Oh and the planned expenditure on the state highway network in the current year is $1.26 billion, of which 63% is on capital improvements.

The state highway system raises enough revenue to pay for its ongoing maintenance, with sufficient surplus that it can be used to improve the network, and there is over $100 million on top of that revenue used elsewhere (subsidising public transport).

Then we have mysticism dressed as economics:

"It’s the externalities that matter. Having a working rail system, liking a working road system, allows the economy to work much better than it otherwise could. That produces tremendous wealth, even though it doesn’t show up on Kiwirail’s balance sheet."

Externalities? Yet when the Surface Transport Cost and Charges study dug down into the marginal costs of road vs rail freight, the differences between modes varied considerably.
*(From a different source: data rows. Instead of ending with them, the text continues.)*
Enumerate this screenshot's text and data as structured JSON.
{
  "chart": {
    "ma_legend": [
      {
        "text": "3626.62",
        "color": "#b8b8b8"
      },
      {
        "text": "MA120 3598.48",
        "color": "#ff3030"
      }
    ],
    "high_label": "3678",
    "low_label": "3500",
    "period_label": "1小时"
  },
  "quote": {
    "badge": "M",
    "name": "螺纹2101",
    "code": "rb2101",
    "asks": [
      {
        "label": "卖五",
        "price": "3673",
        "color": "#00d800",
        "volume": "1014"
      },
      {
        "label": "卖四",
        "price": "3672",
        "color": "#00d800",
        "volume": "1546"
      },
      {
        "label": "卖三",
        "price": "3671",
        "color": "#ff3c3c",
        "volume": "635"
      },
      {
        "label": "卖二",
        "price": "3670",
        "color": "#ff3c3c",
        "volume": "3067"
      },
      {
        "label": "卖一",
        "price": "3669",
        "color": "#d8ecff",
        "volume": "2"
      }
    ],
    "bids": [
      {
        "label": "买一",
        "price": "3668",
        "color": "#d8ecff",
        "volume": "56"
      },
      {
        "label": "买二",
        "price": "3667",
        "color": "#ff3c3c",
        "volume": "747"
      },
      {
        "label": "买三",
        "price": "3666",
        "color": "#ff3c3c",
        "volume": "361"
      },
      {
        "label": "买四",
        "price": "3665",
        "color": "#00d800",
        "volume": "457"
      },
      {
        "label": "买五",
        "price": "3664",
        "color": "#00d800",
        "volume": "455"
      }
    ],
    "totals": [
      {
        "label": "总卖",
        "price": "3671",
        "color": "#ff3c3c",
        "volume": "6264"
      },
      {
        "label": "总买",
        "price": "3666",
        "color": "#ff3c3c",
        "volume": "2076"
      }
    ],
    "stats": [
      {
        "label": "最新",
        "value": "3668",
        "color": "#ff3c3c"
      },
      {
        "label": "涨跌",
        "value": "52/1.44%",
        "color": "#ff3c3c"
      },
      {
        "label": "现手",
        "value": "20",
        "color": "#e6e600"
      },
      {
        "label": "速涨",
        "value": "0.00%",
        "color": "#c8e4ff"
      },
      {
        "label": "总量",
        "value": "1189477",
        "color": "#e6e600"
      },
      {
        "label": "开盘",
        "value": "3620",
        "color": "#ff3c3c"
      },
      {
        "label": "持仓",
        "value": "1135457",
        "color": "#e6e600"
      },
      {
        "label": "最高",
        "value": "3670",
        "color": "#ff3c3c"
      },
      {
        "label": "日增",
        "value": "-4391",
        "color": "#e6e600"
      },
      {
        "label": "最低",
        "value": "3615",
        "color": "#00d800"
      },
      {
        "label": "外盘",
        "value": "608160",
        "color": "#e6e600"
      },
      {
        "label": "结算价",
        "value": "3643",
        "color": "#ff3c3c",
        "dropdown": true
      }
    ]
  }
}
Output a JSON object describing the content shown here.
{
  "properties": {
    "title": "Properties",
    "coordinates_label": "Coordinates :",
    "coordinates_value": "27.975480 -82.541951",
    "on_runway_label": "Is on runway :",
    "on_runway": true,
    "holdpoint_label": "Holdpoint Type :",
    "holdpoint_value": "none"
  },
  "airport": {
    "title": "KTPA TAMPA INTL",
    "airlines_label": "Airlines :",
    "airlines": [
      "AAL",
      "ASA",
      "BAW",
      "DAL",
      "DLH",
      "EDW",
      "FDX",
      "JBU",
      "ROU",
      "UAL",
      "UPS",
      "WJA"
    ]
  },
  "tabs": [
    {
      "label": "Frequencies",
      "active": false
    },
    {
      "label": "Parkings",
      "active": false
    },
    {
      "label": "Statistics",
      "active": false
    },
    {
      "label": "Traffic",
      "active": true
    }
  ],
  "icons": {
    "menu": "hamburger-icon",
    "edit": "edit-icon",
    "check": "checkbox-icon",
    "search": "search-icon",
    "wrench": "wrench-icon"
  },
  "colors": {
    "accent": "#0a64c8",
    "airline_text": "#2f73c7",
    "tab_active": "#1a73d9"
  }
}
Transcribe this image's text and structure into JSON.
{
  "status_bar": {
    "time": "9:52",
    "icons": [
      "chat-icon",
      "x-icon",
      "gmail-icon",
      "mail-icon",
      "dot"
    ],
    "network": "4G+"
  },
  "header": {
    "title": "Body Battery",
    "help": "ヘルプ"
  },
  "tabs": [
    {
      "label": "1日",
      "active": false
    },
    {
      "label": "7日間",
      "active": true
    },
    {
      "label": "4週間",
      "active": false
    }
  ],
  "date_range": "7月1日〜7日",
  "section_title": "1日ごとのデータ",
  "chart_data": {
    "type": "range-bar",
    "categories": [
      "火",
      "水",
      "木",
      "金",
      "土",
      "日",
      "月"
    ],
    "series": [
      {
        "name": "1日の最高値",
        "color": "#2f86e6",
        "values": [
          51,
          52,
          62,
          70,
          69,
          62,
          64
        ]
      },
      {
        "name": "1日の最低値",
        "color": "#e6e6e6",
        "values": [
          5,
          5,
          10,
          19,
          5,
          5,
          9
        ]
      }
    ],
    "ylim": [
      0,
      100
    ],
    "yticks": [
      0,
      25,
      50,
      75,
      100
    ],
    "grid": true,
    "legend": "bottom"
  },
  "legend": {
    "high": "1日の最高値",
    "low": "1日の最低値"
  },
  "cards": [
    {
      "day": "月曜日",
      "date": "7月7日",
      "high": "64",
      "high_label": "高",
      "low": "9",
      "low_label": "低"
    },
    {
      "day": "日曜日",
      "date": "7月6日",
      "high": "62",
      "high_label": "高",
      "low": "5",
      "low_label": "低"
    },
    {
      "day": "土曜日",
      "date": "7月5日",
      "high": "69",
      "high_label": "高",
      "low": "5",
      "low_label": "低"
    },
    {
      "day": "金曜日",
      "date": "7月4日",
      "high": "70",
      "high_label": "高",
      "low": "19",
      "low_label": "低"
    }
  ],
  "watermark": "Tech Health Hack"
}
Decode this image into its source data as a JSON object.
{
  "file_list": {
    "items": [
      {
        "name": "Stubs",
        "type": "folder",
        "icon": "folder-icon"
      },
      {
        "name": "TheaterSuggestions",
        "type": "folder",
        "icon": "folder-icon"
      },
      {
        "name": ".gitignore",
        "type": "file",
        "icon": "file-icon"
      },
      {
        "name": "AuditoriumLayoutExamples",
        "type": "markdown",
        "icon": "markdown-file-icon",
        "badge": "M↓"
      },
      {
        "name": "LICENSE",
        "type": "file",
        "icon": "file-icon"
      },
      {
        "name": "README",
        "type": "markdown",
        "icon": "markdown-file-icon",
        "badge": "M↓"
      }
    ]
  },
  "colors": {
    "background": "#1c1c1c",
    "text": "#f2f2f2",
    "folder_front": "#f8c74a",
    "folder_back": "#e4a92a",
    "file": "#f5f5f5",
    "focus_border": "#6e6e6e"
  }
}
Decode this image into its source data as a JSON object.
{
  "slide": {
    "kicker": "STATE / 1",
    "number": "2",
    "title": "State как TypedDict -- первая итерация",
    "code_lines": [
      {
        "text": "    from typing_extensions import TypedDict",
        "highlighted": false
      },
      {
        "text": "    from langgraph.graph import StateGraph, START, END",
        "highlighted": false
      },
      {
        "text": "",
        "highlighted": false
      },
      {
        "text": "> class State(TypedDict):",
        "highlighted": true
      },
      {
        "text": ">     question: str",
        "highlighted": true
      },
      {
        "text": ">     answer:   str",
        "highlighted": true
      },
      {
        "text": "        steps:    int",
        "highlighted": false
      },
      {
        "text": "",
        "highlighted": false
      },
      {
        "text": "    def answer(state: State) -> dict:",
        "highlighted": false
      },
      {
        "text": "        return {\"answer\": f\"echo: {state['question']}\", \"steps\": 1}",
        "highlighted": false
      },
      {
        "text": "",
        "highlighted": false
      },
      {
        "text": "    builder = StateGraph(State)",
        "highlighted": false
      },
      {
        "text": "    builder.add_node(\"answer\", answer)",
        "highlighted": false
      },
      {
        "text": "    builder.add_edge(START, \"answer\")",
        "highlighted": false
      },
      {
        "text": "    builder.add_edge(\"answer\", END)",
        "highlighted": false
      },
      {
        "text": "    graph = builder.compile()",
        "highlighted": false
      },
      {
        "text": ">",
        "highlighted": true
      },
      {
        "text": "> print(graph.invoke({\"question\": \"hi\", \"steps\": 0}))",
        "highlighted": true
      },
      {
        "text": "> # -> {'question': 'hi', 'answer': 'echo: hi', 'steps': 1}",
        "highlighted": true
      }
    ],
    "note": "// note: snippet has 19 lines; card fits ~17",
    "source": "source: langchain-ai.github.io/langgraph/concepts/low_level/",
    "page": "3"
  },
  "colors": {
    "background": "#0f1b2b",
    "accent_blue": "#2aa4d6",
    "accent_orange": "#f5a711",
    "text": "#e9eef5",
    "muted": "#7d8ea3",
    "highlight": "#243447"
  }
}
In two out of three cases, road user charges revenue paid were in excess of all externalities, in the other case it fell short. So it is NOT cut and dry.

However, this nonsense about it producing "tremendous wealth" is pure mysticism.

Let's see the wealth creation from Labour and the railway system:
- $665 million to buy a company that couldn't pay its bills (track access charges), when its market valuation was around two-thirds of that;
- That same company needs hundreds of millions of dollars to just keep doing business over the medium term, and wont generate a profit from that.

The Standard has been a cheerleader for the rail religion for some time. It described renationalisation as such:

"The Government has acted in a way that makes economic and environmental sense. The only opposition has been from the ‘free market is always right’ lobby and National. Their childish comments about buying a train-set have fooled no-one."

Childish? Using analysis which the government itself commissioned from consultants?

Steve Pierson before that talked absolute drivel suggesting enormous demand for Kiwirail:

"Businesses are keen to take more freight off the road in the face of skyrocketing fuel prices and long-distance car travel is also getting out of reach for many; KiwiRail will provide an alternative."

Which businesses? Who is thinking of dumping their car for long distance passenger rail?

You see, the subStandard thinks it is about ideology not evidence:

"The only reason I can think of is that National/ACT doesn’t like KiwiRail and insulation because they were the Left’s iniatives. There is certainly no pragmatic reason to drop them. From both an environmental and economic stand-point investing in rail and warmer homes are the best options."

None Steve? When nobody has done a study on the economic or environmental benefits of subsidising rail? When a government pays well over the odds to buy an unprofitable business?

Dare I suggest the Standard has superseded Frogblog in abandoning evidence and preaching the religious mantra "rail must be good" - a faith based initiative if ever there was one.